Moab – Day 6: Arches National Park, Fiery Furnace Hike

Access to the Fiery Furnace in Arches National Park is restricted due to the dangerous nature of the area; the ease of getting lost and the lack of water. Those who wish to access the Fiery Furnace require a permit and are required to watch a short safety video and it is recommended you go with someone familiar with the area, or you can join a guided hike into the area. I chose the latter. Fees are associated with both options.

I met the guide at the Fiery Furnace parking area at 9pm. The ranger’s name was Travis and the group quickly learned that it was his last guided trip into the Furnace and also in Arches National Park…he was moving on to other things.


The reason I chose a guided trip for the Furnace was for all the great information that the rangers can provide as you visit certain areas.


We hiked down hill a short way and Travis explained the geographical history of the area; the formation having had two parents to create it, one being the salt valley that resided below us, and the second being the powerful force of water (and a little wind).
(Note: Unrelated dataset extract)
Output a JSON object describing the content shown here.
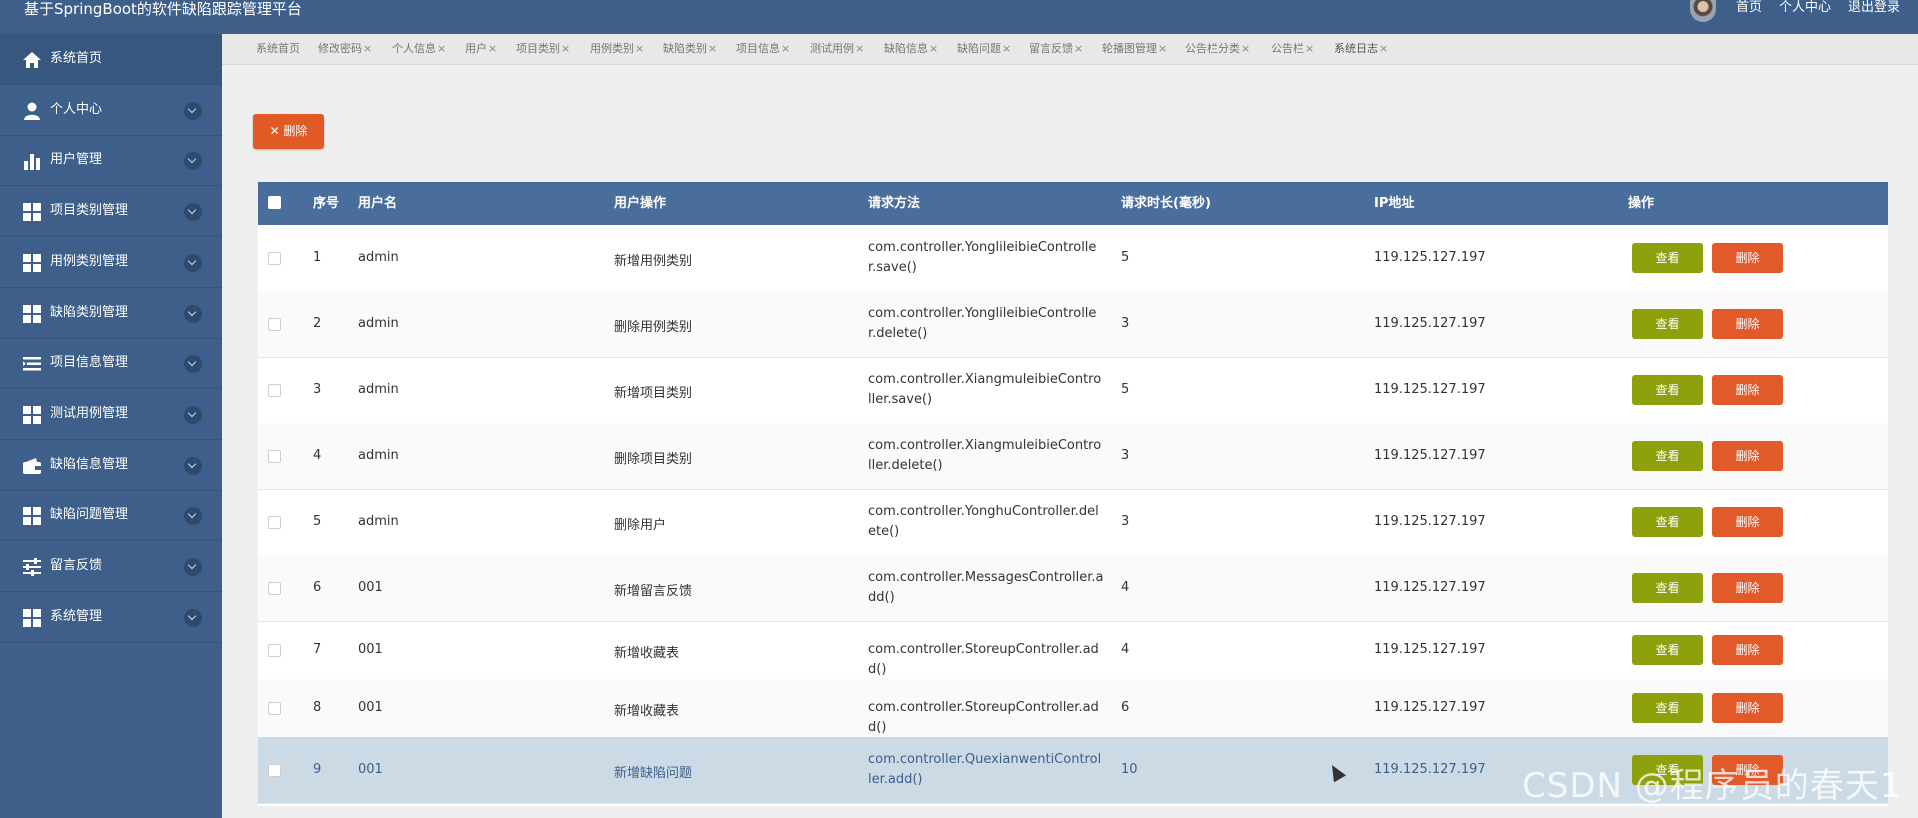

As we hiked down into the sandy washes we were confronted with some rocky, boulder-strewn trails. It was a minor test for what was to come but a good indicator about who might have problems and it was the last chance people had to turn back. Despite the quirky knee of one group member (not me) and the “experienced years” of another gentleman no one chose to turn back and we continued on.


With the sandy washes behind us we entered into the towering spires, narrow slots and rocky footing of the Furnace. Sometimes it is good to be small and many of the climbs, canyons, and sliding between two almost-touching rock walls were much easier due to my size. Climbing the boulder field below Jackass Pass in the Wind River Range made this look pretty tame.



Travis led us into a handful of dead ends to show us a few of the formations that had been carved and formed over the years including a small land bridge (although all land bridges in Arches NP are called arches, no matter how they were formed) and Skull Arch which looks like the eye sockets in a skull.


There were many tight spots and a lot of rock scrambling, climbing, leaping, tip-toeing, leaning and sliding on your butt in many places but that was what made the hike even more fun. I tended to follow right behind the ranger as I was the youngest person in the group, other than a family with two small girls.


I did get talking with a very nice couple from Kansas City who had only started hiking within the past 4-5 years. They lived part time in their travel trailer in Tucson, AZ and were pretty determined to get out and do things while they still could…and they did great. In fact everyone did amazing, including the older gentleman who looked to be in his late 70s. I was very impressed.



The tour took about 3 hours and we were back at the parking area at noon. I enjoyed it very much and highly recommend it. Tours do need to be booked in advance and they usually fill up 2-3 days ahead of time; I booked mine Thursday for Monday which was the next available guided tour.